Albioma : -6% avec Cegedim, CGG

Actia : -5% avec Faurecia, Atari

Rallye : -4% suivi de TechnipFMC, Eutelsat,

Casino : -3% avec Stef et Lagardere (-2,5%)

Vallourec : -2% en compagnie de SES, Carrefour, Veolia, Thales, Tarkett

Sanofi (-1%) a une nouvelle fois révisé à la hausse son objectif de bénéfice net par action (BNPA) des activités à la faveur de résultats légèrement meilleurs que prévu au troisième trimestre, soutenus par la division de médecine de spécialités et celle des vaccins.
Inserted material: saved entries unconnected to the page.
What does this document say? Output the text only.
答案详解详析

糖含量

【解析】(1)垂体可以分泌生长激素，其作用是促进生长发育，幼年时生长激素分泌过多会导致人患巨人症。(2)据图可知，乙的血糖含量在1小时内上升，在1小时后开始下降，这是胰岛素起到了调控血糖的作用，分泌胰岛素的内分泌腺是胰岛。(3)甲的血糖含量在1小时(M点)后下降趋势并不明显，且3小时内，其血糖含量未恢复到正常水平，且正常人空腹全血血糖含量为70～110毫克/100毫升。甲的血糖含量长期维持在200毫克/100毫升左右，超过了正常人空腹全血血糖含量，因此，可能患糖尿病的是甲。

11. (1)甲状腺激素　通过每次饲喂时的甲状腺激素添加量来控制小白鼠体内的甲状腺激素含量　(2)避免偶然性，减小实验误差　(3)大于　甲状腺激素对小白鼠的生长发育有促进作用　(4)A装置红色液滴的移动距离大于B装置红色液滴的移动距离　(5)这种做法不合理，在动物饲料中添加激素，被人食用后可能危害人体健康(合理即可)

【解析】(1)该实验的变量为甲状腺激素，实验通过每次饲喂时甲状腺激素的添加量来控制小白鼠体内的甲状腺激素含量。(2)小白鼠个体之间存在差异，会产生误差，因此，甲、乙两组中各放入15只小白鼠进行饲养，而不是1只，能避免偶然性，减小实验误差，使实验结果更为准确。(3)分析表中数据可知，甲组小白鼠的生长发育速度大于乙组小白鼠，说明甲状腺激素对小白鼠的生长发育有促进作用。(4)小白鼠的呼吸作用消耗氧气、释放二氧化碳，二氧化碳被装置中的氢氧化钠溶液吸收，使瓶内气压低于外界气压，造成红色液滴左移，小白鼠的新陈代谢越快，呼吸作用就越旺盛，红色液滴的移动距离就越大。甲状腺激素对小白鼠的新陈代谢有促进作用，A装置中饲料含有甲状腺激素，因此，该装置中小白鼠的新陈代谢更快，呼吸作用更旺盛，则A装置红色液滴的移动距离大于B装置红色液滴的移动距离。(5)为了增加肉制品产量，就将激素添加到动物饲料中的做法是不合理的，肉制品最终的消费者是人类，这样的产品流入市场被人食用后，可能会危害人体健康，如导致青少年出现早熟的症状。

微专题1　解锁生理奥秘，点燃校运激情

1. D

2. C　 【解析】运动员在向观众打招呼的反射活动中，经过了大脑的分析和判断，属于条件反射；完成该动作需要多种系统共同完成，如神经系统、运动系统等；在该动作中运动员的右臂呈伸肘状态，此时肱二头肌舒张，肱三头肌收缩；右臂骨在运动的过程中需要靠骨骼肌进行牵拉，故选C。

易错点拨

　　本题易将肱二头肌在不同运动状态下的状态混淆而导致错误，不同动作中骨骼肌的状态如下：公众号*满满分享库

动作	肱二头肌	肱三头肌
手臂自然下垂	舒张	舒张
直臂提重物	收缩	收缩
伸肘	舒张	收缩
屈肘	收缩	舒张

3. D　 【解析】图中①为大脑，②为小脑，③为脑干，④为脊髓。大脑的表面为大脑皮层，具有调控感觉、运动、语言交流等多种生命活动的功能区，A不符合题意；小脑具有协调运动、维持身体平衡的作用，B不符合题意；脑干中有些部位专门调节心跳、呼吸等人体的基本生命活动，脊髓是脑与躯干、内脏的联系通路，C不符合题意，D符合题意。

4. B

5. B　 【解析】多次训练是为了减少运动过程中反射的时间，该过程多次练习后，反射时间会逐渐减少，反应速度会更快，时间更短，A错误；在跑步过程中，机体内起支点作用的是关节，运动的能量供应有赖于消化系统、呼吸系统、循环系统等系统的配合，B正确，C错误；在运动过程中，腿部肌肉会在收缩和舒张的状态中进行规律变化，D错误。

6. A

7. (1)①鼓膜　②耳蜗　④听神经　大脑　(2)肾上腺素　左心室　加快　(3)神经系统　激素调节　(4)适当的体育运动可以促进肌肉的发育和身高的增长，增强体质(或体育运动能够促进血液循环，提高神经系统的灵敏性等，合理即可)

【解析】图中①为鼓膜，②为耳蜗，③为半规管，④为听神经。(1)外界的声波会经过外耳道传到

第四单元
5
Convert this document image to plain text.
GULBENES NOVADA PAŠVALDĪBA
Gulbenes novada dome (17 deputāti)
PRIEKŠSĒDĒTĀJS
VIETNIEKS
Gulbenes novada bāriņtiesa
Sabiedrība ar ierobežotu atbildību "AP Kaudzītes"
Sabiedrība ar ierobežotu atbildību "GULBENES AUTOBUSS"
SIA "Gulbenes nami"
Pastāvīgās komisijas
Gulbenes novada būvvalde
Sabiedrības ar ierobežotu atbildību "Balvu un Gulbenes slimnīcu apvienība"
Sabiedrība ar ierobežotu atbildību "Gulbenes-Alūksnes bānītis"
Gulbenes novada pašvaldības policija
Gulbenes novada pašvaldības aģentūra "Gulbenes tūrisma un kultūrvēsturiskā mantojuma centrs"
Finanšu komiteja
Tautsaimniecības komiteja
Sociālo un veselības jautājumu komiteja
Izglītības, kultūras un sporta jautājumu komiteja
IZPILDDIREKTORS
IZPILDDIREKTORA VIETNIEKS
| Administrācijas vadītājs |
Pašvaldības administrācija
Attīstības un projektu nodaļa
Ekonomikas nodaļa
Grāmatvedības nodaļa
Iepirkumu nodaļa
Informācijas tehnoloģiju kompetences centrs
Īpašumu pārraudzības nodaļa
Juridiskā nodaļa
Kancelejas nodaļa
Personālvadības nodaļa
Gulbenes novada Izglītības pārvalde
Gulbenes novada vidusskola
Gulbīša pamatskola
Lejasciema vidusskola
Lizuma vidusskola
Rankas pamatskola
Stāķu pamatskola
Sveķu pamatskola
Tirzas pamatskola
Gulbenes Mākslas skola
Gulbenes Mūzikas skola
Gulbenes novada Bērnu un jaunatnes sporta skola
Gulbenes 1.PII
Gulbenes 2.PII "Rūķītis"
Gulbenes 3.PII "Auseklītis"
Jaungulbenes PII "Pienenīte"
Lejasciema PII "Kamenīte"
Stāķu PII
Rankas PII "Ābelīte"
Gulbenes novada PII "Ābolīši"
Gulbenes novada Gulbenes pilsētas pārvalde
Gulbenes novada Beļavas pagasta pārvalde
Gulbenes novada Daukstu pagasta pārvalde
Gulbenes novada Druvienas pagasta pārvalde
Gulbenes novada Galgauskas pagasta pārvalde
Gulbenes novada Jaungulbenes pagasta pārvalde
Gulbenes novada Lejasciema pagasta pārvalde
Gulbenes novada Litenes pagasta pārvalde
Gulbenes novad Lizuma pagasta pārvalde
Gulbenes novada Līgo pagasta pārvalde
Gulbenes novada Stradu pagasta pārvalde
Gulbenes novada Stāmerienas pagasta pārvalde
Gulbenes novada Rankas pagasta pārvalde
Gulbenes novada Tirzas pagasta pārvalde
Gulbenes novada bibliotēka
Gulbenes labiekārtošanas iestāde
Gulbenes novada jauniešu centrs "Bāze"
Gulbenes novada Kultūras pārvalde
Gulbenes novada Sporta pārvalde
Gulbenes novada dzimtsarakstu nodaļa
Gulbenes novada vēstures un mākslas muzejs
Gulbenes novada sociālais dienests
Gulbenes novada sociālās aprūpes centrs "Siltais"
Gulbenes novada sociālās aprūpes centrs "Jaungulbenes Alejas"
Le groupe pharmaceutique a dit jeudi tabler sur un BNPA des activités en hausse de 7% à 8% à taux de changes constants pour 2020, alors qu'il prévoyait auparavant une progression comprise entre 6% et 7%. Le résultat net des activités a progressé de 9,4% au troisième trimestre à taux de changes constants, à 2,3 milliards d'euros, tandis que le chiffre d'affaires a augmenté de 5,7% à 9,48 milliards d'euros.

Airbus (-0,4%) a dévoilé des résultats supérieurs aux attentes du marché au troisième trimestre et indique viser l'équilibre en termes de "free cash-flow" (avant fusions et acquisitions et financement des client) au quatrième trimestre, dans l'hypothèse de l'absence d'une nouvelle dégradation de l'économie mondiale et du trafic aérien. Cet indicateur a atteint 600 millions d'euros sur juillet-septembre grâce un nombre de livraisons plus élevé qu'au trimestre précédent et un strict contrôle des coûts. L'Ebit ajusté trimestriel s'est établi à 820 ME, en repli de 49%, contre 705,1 ME de consensus, pour des revenus de 11,21 MdsE (-27%). Les recettes d'Airbus ont fléchi de 33%, celles d'Airbus Helicopters de 4%, et celles d'Airbus Defence and Space de 11%. La perte opérationnelle consolidée ressort à 626 ME, en raison notamment d'une provision de 1,2 milliard d'euros relative au plan de restructuration tandis que le déficit net atteint 767 ME contre un profit de 989 ME un an plus tôt. Sur neuf mois, la perte opérationnelle consolidée ressort à 2,1 MdsE, avec un flux de trésorerie avant M&A et financement clients négatif à hauteur de 11,8 MdsE.